A report by Levvel Research found that 39% of companies use eProcurement solutions to place orders with suppliers. These organizations are leveraging solutions to reap a number of benefits including improved control, visibility, and profitability.

methods for placing orders with suppliers


eProcurement solutions allow non-procurement staff to easily select a product or service, create a requisition, and send it for approval. The process of creating requisitions is made quicker and more efficient. Easily configurable workflows can be implemented to ensure that any spend is allocated to the correct cost center, geography, and general ledger. Approval workflows can also be configured to ensure that each requisition is approved by the correct people before a PO is created.

This post will only scratch the surface of the value that technology can add to procurement. The graph below demonstrates the variety of different areas that organizations have been able to improve because of technology and in particular, eProcurement solutions.

Most valuable eprocurement supplier network services

3. Compliant purchasing processes

When an employee creates a requisition they can often accidentally break company buying guidelines. Often unbeknownst to the employee, they may spend above their budget, send a requisition to the incorrect approver or allocate cost to the wrong cost center or general ledger.

Moving forward, it will be important for procurement teams to create a process where users are ‘guided’ through the entire buying process. Best in class organizations have systems in place where a user can choose products and services from only preferred suppliers, automatically create a requisition with the correct product details which allocate costs to the correct cost center and GL. Approval workflows can be used to ensure that the correct people approve the requisition before a PO is created.


4. Total cost management

Procurement teams are responsible for overall company spending. In traditional organizations where purchase orders are paper-based, there are no approval workflows and no cost allocation process. Visibility into the process is therefore minimal and this can be tricky.

Best-in-class procurement teams are investing heavily in procurement process redesign for improved reporting and analytics. Procurement teams that have full procurement visibility can pull real-time data on KPIs such as spend per employee, cost center, or department, as well as time to process POs. This allows procurement leaders to spot inefficiencies and find areas for improvement and development.

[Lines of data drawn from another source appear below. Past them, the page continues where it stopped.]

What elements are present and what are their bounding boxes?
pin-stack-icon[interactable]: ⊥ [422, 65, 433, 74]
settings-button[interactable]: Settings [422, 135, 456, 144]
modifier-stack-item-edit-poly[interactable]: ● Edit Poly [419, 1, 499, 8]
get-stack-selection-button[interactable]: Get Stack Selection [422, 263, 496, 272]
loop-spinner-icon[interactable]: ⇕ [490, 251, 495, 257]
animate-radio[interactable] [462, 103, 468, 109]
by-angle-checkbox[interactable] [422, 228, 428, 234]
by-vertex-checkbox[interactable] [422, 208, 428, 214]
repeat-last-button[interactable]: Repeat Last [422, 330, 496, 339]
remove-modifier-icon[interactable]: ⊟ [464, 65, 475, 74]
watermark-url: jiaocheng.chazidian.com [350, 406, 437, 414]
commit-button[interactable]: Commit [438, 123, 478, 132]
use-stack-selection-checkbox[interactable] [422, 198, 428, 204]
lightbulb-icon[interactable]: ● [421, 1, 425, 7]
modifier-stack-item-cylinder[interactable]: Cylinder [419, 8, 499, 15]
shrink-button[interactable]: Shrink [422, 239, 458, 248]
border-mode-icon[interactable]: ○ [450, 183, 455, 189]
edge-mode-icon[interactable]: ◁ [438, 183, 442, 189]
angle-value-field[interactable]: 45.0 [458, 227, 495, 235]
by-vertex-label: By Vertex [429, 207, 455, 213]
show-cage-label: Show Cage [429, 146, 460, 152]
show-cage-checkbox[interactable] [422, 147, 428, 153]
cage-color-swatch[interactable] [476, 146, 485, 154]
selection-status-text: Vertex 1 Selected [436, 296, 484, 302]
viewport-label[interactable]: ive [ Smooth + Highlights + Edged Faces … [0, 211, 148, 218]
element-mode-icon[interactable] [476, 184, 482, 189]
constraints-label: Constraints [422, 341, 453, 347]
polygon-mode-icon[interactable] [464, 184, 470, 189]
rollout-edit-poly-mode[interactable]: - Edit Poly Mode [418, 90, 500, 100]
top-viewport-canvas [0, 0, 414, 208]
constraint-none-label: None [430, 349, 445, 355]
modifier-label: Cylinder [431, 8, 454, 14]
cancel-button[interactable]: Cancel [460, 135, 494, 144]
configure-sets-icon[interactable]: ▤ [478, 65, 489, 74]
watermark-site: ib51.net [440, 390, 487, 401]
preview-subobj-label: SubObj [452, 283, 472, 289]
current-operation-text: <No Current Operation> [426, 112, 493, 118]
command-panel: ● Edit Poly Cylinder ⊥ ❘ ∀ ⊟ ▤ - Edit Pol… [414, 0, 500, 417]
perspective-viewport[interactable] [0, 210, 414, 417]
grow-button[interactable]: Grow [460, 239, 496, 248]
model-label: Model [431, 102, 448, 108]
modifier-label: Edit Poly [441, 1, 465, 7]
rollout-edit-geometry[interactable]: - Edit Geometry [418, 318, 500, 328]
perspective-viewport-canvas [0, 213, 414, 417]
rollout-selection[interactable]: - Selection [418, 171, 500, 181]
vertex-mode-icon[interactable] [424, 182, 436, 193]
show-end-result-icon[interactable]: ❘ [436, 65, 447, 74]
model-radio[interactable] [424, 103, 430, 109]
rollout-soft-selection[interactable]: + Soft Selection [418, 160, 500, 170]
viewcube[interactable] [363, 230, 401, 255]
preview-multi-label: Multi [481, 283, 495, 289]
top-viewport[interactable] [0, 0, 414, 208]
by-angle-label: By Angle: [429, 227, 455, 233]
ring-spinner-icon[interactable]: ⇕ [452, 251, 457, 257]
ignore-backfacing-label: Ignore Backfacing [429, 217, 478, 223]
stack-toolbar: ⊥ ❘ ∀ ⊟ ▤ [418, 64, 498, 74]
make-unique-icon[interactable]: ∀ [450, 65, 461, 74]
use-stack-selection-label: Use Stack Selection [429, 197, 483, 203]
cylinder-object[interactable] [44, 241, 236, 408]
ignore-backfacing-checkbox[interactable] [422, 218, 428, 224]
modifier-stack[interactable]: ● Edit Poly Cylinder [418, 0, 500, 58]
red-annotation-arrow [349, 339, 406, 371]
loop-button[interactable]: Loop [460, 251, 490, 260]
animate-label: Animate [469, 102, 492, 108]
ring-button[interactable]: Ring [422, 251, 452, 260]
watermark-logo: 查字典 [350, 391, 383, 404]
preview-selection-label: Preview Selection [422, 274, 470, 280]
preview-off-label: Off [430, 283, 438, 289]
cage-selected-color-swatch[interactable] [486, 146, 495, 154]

Non-trade spend on products and services such as stationery, electricity bills, and cleaning services are an area that can often be untracked and in turn, costly. Maverick spending means that this bracket of spend is often paid for using petty cash or credit cards. Best-in-class procurement teams find that this is an area where savings can be made. Organizations that add a formal PO process to their non-trade spend typically reduce spend by around 3%.



Growing demands are putting a strain on procurement teams and unfortunately, many are struggling to fulfill their requirements. More than 50% of organizations leverage technology to enhance the guided procurement process — with document imaging and scanning being the most widely used (78%) followed by automated routing and approval workflow (71%). These best-in-class organizations have left behind manual, time-consuming processes. Instead, they are now experiencing exponential benefits such as increased data accuracy, optimization of supplier base, and increased visibility into and control over spend.